Some non-cancerous skin lesions can look like cancer, and because melanoma can be deadly, often doctors biopsy many more lesions to prevent missing melanomas,” explains Aditi Sahu, a post-doctoral fellow at Memorial Sloan Kettering Cancer Center working under the mentorship of Milind Rajadhyaksha, PhD, who pioneered the development and use of confocal microscopy for skin cancer detection.

Typically, melanoma is identified through 1. visual inspection or 2. surface magnification (also known as dermoscopy). Other identification methods, however, also exist, such as Reflectance Confocal Microscopy (RCM), which enables a very high magnification of the tissue and has led to improved detection of melanoma and reduced biopsy of non-cancer lesions.

Both dermoscopy and RCM, however, look at visual changes of melanoma and, therefore, cannot always detect it at its earliest stage, especially the melanomas that arise in non-cancerous moles.

In Sahu’s study, entitled “Exploring Differential PARP1 Expression for Non-Invasive Melanoma Diagnosis” she poses the question: Can technology beyond dermoscopy and RCM improve early detection of melanoma? In particular, Sahu asks whether the florescent molecule known as PARPi-FL may be effective in doing so.

PARP1 is a DNA repair enzyme that is important for repairing breaks in the DNA that occur as a normal part of cell division. PARPi-FL targets and binds to cellular protein PARP1, which is produced in greater quantities in cancerous cells than in non-cancerous cells.

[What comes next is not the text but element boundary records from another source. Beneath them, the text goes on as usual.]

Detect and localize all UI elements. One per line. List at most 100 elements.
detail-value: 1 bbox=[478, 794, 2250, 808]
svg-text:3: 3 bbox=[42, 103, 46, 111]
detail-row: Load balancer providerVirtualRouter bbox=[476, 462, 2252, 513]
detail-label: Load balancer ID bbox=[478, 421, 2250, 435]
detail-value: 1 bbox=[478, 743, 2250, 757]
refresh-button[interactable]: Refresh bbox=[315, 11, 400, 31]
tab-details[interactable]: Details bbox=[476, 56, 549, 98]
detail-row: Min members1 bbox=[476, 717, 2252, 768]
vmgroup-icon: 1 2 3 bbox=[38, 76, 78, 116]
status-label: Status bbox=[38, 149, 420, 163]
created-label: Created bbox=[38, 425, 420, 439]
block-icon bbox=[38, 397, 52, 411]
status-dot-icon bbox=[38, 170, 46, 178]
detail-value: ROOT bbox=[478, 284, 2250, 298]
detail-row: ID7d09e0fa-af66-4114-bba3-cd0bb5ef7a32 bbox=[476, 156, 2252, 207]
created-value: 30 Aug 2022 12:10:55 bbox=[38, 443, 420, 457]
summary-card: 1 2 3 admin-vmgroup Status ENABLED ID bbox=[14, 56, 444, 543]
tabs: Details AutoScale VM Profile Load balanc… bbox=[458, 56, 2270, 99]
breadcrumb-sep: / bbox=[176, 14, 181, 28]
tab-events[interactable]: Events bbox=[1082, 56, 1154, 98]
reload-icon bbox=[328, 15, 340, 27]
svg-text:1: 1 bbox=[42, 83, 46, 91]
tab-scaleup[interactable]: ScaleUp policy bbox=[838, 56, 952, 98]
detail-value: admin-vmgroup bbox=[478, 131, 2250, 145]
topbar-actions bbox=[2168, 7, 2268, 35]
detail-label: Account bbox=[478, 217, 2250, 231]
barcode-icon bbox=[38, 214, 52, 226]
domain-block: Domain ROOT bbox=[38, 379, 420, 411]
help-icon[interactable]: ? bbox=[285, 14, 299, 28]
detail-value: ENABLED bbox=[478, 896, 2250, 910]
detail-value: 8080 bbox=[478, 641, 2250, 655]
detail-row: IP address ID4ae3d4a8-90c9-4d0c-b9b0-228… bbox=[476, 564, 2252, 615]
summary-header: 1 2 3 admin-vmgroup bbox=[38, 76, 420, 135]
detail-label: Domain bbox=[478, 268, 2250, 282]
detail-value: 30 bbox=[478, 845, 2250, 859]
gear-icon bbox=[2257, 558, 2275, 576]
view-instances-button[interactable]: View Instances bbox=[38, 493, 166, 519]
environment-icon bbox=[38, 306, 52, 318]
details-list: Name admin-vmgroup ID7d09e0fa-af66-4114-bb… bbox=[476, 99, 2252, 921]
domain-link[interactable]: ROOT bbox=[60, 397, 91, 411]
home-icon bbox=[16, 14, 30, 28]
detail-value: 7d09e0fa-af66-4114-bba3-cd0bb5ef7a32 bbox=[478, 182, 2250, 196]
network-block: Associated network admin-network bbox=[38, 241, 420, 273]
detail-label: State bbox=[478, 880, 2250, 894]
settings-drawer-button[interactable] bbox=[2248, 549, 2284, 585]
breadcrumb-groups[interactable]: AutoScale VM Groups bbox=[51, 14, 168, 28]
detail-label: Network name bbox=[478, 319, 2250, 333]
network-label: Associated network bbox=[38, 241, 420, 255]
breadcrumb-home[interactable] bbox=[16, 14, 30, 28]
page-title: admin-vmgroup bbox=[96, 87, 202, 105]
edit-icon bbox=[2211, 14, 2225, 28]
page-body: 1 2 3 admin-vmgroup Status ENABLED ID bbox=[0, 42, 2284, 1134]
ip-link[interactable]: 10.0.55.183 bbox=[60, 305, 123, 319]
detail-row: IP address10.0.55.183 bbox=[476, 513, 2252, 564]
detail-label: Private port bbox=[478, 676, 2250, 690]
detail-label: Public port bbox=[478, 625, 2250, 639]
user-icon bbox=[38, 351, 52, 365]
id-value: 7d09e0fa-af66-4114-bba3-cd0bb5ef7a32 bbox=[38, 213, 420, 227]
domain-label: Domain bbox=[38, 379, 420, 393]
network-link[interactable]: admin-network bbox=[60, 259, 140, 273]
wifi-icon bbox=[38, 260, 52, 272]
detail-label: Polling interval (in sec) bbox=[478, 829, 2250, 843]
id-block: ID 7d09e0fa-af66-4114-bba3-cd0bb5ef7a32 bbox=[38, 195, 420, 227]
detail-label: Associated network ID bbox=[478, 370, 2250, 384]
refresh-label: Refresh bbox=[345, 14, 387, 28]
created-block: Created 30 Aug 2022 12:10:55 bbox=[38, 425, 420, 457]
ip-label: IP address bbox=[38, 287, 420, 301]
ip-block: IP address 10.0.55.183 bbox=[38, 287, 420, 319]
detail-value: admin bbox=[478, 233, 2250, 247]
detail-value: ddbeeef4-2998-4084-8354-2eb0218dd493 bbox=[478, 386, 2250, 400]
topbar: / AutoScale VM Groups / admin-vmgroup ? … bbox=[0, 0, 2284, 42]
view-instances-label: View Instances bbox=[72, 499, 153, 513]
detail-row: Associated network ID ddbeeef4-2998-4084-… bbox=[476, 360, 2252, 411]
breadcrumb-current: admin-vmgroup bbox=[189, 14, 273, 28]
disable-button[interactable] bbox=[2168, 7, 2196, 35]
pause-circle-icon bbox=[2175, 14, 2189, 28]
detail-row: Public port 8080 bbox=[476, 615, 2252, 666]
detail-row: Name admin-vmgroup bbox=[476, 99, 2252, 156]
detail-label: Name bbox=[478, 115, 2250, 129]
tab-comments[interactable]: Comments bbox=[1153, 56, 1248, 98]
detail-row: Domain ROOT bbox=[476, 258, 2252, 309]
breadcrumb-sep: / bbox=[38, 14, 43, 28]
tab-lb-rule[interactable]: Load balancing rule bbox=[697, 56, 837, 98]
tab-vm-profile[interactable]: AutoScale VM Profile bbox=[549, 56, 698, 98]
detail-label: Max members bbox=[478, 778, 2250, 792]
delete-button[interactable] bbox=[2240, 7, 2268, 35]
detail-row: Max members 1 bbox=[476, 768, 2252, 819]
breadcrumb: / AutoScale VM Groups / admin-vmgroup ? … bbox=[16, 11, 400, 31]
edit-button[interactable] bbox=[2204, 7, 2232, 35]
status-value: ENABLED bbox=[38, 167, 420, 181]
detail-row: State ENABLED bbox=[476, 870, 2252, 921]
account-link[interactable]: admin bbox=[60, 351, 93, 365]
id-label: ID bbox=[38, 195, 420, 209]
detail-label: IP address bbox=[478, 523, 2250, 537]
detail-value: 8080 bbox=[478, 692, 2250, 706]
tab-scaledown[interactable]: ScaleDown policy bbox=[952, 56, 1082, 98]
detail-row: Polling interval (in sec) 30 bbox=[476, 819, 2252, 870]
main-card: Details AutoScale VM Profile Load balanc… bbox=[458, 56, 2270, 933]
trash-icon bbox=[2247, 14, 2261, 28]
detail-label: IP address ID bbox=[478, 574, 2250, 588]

PARP1 expression has been used as a quantitative biomarker for oral, oropharyngeal, esophageal, and brain cancers and has been visualized using PARPi-FL. Sahu’s research hypothesizes that PARPi-FL may also be applied to help visualize melanoma in order to detect and identify it earlier than is possible with existing methods.

PARPi-FL is a cell-penetrating, fluorescent, imaging agent. It binds PARP directly in cells and can be applied topically. Because PARP1 protein is produced in greater quantities in cancer as compared to normal tissues, positive PARPi-FL signal creates a kind of visual “roadmap” of where higher PARP1 is present and where cancerous cells are likely to be present.

In short, under a special type of fluorescent imaging microscope called a “fluorescence confocal microscopy (FCM),” the cancerous cells upon PARPi-FL staining will glow akin to a “send help here” message, letting researchers and providers alike know where to focus their clinical attention.

“So far we have looked at 20 samples,” says Sahu, “and the results look promising. We are hoping to do 100 more so we have enough of a statistical sample.” Sahu is grateful for the opportunity delivered with a Dermatology Fellows award—one she admits is so rare for someone so early in their field and for a researcher without preliminary data. “This helps us create experience and become sufficient as principal investigators. I’m so grateful to MRA—for their mission, this funding, and this collaboration,” says Sahu.

The goal for Sahu’s study is to prove that PARPi-FL is a viable diagnostic method and that in doing so, they are able to:

  • improve testing so that melanoma can be identified earlier,  • improve the accuracy of diagnoses,
  • reduce the number of surgeries on non-cancerous skin lesions that patients must undergo; and
  • ultimately reduce morbidity related to melanoma.

“I’m really passionate about cancer biology and working on early detection in cancer,” says Sahu. “With early detection, cancer is often curable and there is a high survival rate. We have to do everything we can to detect cancer at its absolute earliest and give people the best chance at life.”